Section 7.7 Amendment. This Agreement may be amended by the parties to this Agreement at any time prior to the
Effective Time, whether before or after stockholder approval hereof; provided,
however, that (a) no amendment that requires further stockholder approval under applicable
Laws after stockholder approval hereof will be made without such required further approval and (b)
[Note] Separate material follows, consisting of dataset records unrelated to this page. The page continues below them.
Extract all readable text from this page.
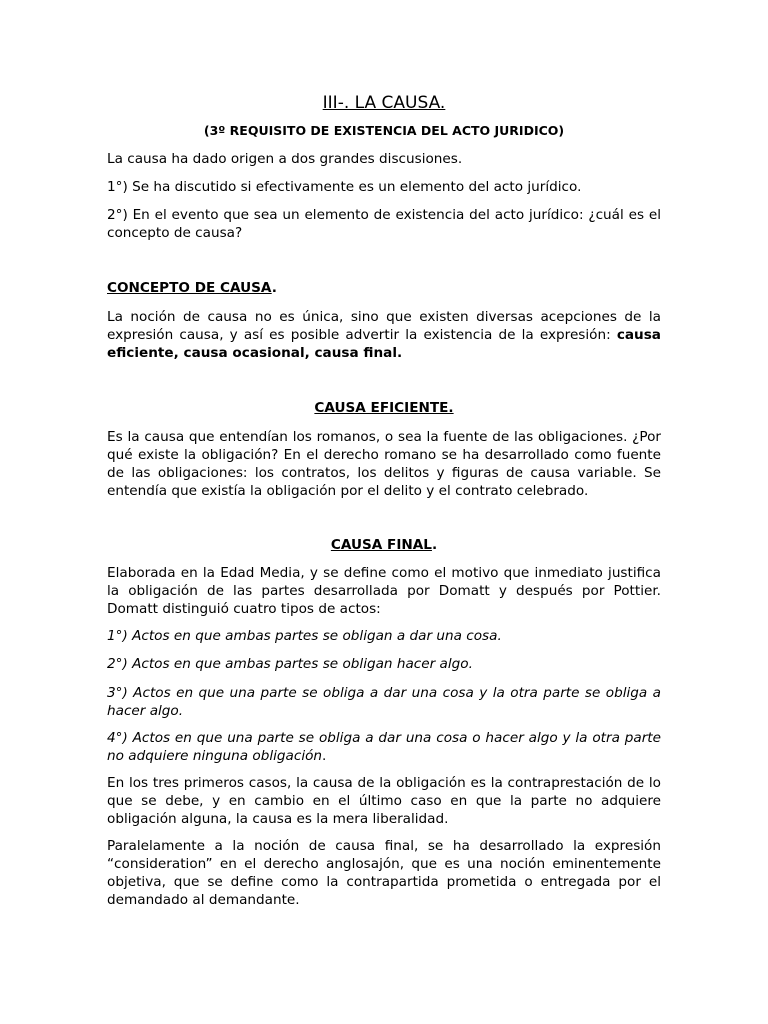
III-. LA CAUSA.
(3º REQUISITO DE EXISTENCIA DEL ACTO JURIDICO)
La causa ha dado origen a dos grandes discusiones.
1°) Se ha discutido si efectivamente es un elemento del acto jurídico.
2°) En el evento que sea un elemento de existencia del acto jurídico: ¿cuál es el concepto de causa?
CONCEPTO DE CAUSA.
La noción de causa no es única, sino que existen diversas acepciones de la expresión causa, y así es posible advertir la existencia de la expresión: causa eficiente, causa ocasional, causa final.
CAUSA EFICIENTE.
Es la causa que entendían los romanos, o sea la fuente de las obligaciones. ¿Por qué existe la obligación? En el derecho romano se ha desarrollado como fuente de las obligaciones: los contratos, los delitos y figuras de causa variable. Se entendía que existía la obligación por el delito y el contrato celebrado.
CAUSA FINAL.
Elaborada en la Edad Media, y se define como el motivo que inmediato justifica la obligación de las partes desarrollada por Domatt y después por Pottier. Domatt distinguió cuatro tipos de actos:
1°) Actos en que ambas partes se obligan a dar una cosa.
2°) Actos en que ambas partes se obligan hacer algo.
3°) Actos en que una parte se obliga a dar una cosa y la otra parte se obliga a hacer algo.
4°) Actos en que una parte se obliga a dar una cosa o hacer algo y la otra parte no adquiere ninguna obligación.
En los tres primeros casos, la causa de la obligación es la contraprestación de lo que se debe, y en cambio en el último caso en que la parte no adquiere obligación alguna, la causa es la mera liberalidad.
Paralelamente a la noción de causa final, se ha desarrollado la expresión “consideration” en el derecho anglosajón, que es una noción eminentemente objetiva, que se define como la contrapartida prometida o entregada por el demandado al demandante.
such amendment has been duly authorized or approved by each of Parent and the Company. This
Agreement may not be amended except by an instrument in writing signed by each of the parties to
this Agreement.
Section 7.8 Extension; Waiver. At any time prior to the Effective Time, Parent (for itself and Merger Sub), on the one
hand, and the Company, on the other hand, may (a) extend the time for the performance of any of the
obligations of the other party, (b) waive any inaccuracies in the representations and warranties of
the other party contained in this Agreement or in any document delivered under this Agreement, or
(c) unless prohibited by applicable Laws, waive compliance with any of the covenants or conditions
contained in this Agreement. Any agreement on the part of a party to any extension or waiver will
be valid only if set forth in an instrument in writing signed by such party. The failure of any
party to assert any of its rights under this Agreement or otherwise will not constitute a waiver of
such rights.
ARTICLE VIII
MISCELLANEOUS
MISCELLANEOUS
Section 8.1 Survival. None of the representations, warranties and covenants to be performed prior to the
Effective Time contained in this Agreement or in any instrument delivered under this Agreement will
survive the Effective Time; provided, however, that this Section 8.1 does
not limit any covenant of the parties to this Agreement, which, by its terms, contemplates
performance after the Effective Time. Without limiting the preceding sentence, the covenants and
agreements of the parties contained in Section 7.5 (and the Sections referred to therein)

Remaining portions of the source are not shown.